The old Kaelen would have seen an opportunity. He could have tracked this rogue mage, learned his methods, and either sold the information to the highest bidder or blackmailed the fool for a piece of his new territory. It was a profitable, safe, and selfish course of action. He felt the familiar pull of that instinct, the seductive whisper of his old Lie: look out for number one.

But then, an image flashed in his mind—Gideon's grim, determined face. Liraya's fierce, unwavering resolve. The memory of standing in the Lucid Guard's makeshift headquarters, a place of grim purpose that felt more like a home than any shadowy corner he'd ever inhabited. He'd made a choice. A fragile, untested choice to be something more than a parasite. He was tired of running, tired of looking over his shoulder. For the first time, he was part of a wall, not a crack in it.
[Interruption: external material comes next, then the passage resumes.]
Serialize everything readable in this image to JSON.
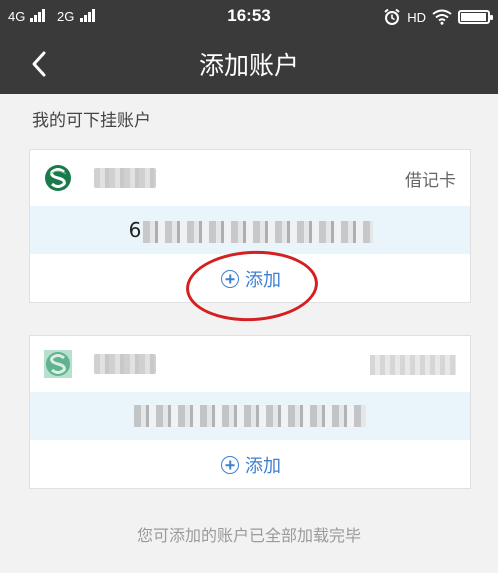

The rogue mage looked up, his eyes glowing with a vacant, hungry light, as if sensing Kaelen's observation. Kaelen pulled back, severing the connection with the dream-scope. The world of the Night Market slammed back into focus—the smells, the sounds, the press of bodies. His heart was hammering against his ribs. He had a choice to make, right here, right now. Profit or duty. The past or the future.

He didn't hesitate.

He pulled out a secure, encrypted comms unit, a device provided by the Lucid Guard. It was a plain, utilitarian thing, devoid of the flashy customization of the black market. He scrolled through the short list of contacts and pressed the one labeled "Gideon." The line connected after a single ring.

"Kaelen," Gideon's voice was a low, gravelly rumble, laced with suspicion. "This is an unexpected pleasure. I hope you're not calling to renegotiate our arrangement."

"No," Kaelen said, his voice tight and urgent. He kept walking, moving toward a less crowded section of the market, his eyes scanning for any sign of Arcane Wardens. "We have a problem. A new one."

There was a pause on the other end, the sound of a heavy sigh. "Define 'problem.' Our plate is rather full at the moment."

"This isn't related to Konto," Kaelen said, lowering his voice. "At least, not directly. It's a remnant. One of Moros's followers. He's alive, and he's active."

He could hear Gideon shift, the faint creak of leather armor. "Where?"

"Undercity. The old foundry district, sector gamma. He's trying to build a pocket domain in the dreamscape. It's small, but it's growing. He's using some kind of dream-corruption technique, feeding on the ambient psychic energy of the area. If he establishes a foothold, he'll start preying on the local population. We're talking sleep-related deaths, spontaneous Somnolent Corruption in the waking world. The whole nightmare."

Another pause, longer this time. When Gideon spoke again, the suspicion in his voice was gone, replaced by a cold, hard focus. "How do you know this, Kaelen?"

"I felt it," Kaelen said simply. "A ripple in the dreamscape. I traced it. I saw him."

He was putting his trust on the line, admitting to an act of psychic trespassing that could get him locked away for life. He was giving Gideon the truth, with no leverage, no angle, no demand for payment. It was a naked, vulnerable act of faith.

"You're sure about this?" Gideon pressed.

"I'm sure. The signature is the same corrupted Aspect energy we saw during the final battle, just weaker. This guy's a rat, not a dragon, but a rat can still spread plague."

"Understood," Gideon said. "Stay put. I'm sending a team. And Kaelen… good work."

The line went dead. Kaelen stood in the shadows of the Night Market, the comms unit feeling heavy in his hand. He had done it. He had chosen the wall over the crack. He felt a strange, unfamiliar sensation—a quiet, steady warmth that had nothing to do with the market's humid air. It was the feeling of a debt paid, not in coin, but in loyalty. He had warned them. The Lucid Guard would handle the threat. And he, Kaelen, the rival, the mercenary, had proven his allegiance. The war wasn't over, and new monsters were always crawling from the wreckage, but for the first time, he wasn't just watching from the sidelines. He was standing guard.